L'accroissement du contentieux civil a donné lieu depuis quelques années à plusieurs initiatives du ministère pour simplifier les procédures de traitement des affaires et leur jugement. Le décret n° 2024-673 du 3 juillet 2024 portant diverses mesures de simplification de la procédure civile et relatif aux professions réglementées a étendu les mesures de règlement à l'amiable ainsi que le pouvoir du juge de prononcer des fins de non-recevoir. Récemment, la circulaire de politique civile du 27 juin 2025 adressée à l'ensemble des chefs de juridiction a opéré une rupture avec la traditionnelle neutralité du garde des sceaux en matière civile, déjà désignée par Portalis dans son discours préliminaire sur le projet de code civil de 1801 comme le fruit d'un « débat entre deux ou plusieurs citoyens », et a préconisé entre autres un renforcement de la culture du règlement à l'amiable.
Au moyen de trois grandes mesures, le décret « RIVAGE » cherche à rationaliser les instances en voie d'appel. Il limite la possibilité de faire appel pour un contentieux civil inférieur à 10 000 euros là où le montant est actuellement fixé à 5 000 euros, ce qui exclura définitivement certains dossiers d'affaires familiales ou de procédures d'exécution de la possibilité d'être rejugés en appel. Dans un deuxième temps, il revalorise le taux d'amiable prévu à l'article 750-1 du code de procédure civile aux contentieux inférieurs à 10 000 euros. Enfin, il confie au juge une possibilité nouvelle d'ordonner le rejet d'une requête qu'il estimerait « manifestement irrecevable ».

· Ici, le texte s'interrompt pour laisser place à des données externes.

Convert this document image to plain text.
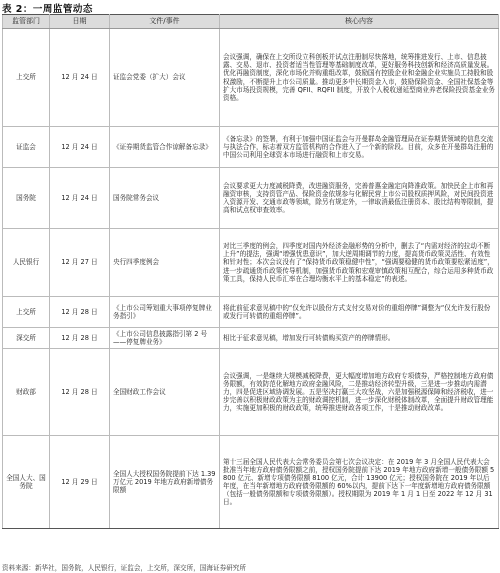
表 2：一周监管动态
监管部门	日期	文件/事件	核心内容
上交所	12 月 24 日	证监会党委（扩大）会议	会议强调，确保在上交所设立科创板并试点注册制尽快落地，统筹推进发行、上市、信息披露、交易、退市、投资者适当性管理等基础制度改革，更好服务科技创新和经济高质量发展。优化再融资制度，深化市场化并购重组改革，鼓励国有控股企业和金融企业实施员工持股和股权激励，不断提升上市公司质量。推动更多中长期资金入市，鼓励保险资金、全国社保基金等扩大市场投资规模，完善 QFII、RQFII 制度，开放个人税收递延型商业养老保险投资基金业务资格。
证监会	12 月 24 日	《证券期货监管合作谅解备忘录》	《备忘录》的签署，有利于加强中国证监会与开曼群岛金融管理局在证券期货领域的信息交流与执法合作，标志着双方监管机构的合作进入了一个新的阶段。目前，众多在开曼群岛注册的中国公司利用全球资本市场进行融资和上市交易。
国务院	12 月 24 日	国务院常务会议	会议要求更大力度减税降费，改进融资服务，完善普惠金融定向降准政策。加快民企上市和再融资审核，支持资管产品、保险资金依规参与化解民营上市公司股权质押风险，对民间投资进入资源开发、交通市政等领域，除另有规定外，一律取消最低注册资本、股比结构等限制，提高和试点权审查效率。
人民银行	12 月 27 日	央行四季度例会	对比三季度的例会，四季度对国内外经济金融形势的分析中，删去了“内需对经济的拉动不断上升”的提法，强调“增强忧患意识”，加大逆周期调节的力度，提高货币政策灵活性、有效性和针对性；本次会议没有了“保持货币政策稳健中性”，“强调要稳健的货币政策要松紧适度”，进一步疏通货币政策传导机制，加强货币政策和宏观审慎政策相互配合，综合运用多种货币政策工具，保持人民币汇率在合理均衡水平上的基本稳定”的表述。
上交所	12 月 28 日	《上市公司筹划重大事项停复牌业务指引》	将此前征求意见稿中的“仅允许以股份方式支付交易对价的重组停牌”调整为“仅允许发行股份或发行可转债的重组停牌”。
深交所	12 月 28 日	《上市公司信息披露指引第 2 号——停复牌业务》	相比于征求意见稿，增加发行可转债购买资产的停牌情形。
财政部	12 月 28 日	全国财政工作会议	会议强调，一是继续大规模减税降费，更大幅度增加地方政府专项债券，严格控制地方政府债务限额，有效防范化解地方政府金融风险，二是推动经济转型升级，三是进一步推动内需潜力，四是促进区域协调发展。五是坚决打赢三大攻坚战，六是加强税源保障和经济税收，进一步完善以积极财政政策为主的财政调控机制，进一步深化财税体制改革，全面提升财政管理能力，实施更加积极的财政政策，统筹推进财政各项工作，十是推动财政改革。
全国人大、国务院	12 月 29 日	全国人大授权国务院提前下达 1.39 万亿元 2019 年地方政府新增债务限额	第十三届全国人民代表大会常务委员会第七次会议决定：在 2019 年 3 月全国人民代表大会批准当年地方政府债务限额之前，授权国务院提前下达 2019 年地方政府新增一般债务限额 5800 亿元、新增专项债务限额 8100 亿元，合计 13900 亿元；授权国务院在 2019 年以后年度，在当年新增地方政府债务限额的 60%以内，提前下达下一年度新增地方政府债务限额（包括一般债务限额和专项债务限额）。授权期限为 2019 年 1 月 1 日至 2022 年 12 月 31 日。
资料来源：新华社，国务院，人民银行，证监会，上交所，深交所，国海证券研究所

Malgré l'objectif affiché d'une réduction des délais de jugement des affaires portées devant le juge civil, le décret comprend un risque grave pour certains principes procéduraux élémentaires de l'état de droit. En limitant la garantie de faire appel d'une décision pour des contentieux d'une valeur inférieure à 10 000 euros, le décret risque de restreindre la possibilité pour les justiciables, notamment les moins fortunés, de voir réexaminée une décision de fond qui leur serait défavorable.
Par ailleurs, la notion de requête « manifestement irrecevable » souffre d'une rédaction insuffisamment précise. Au-delà des risques de conflit de compétences entre les différents juges de la recevabilité, cette procédure de rejet rapide serait susceptible de renforcer le poids des vices de forme ou de procédure dans la recevabilité des requêtes en appel, à rebours des efforts consentis par la Cour de cassation dans sa lutte contre le « formalisme excessif » sanctionné par la Cour européenne des droits de l'Homme (CEDH, 5 novembre 2015, Henrioud c. France). La Cour avait notamment rappelé que le formalisme excessif des requêtes constituait une atteinte au droit à un procès équitable garanti par l'article 6 §1 de la Convention européenne des droits de l'Homme.
À la lumière de ces éléments, il souhaiterait obtenir des précisions sur les intentions précises du décret mentionné, au regard notamment de ses conséquences pour la garantie fondamentale du droit de faire appel.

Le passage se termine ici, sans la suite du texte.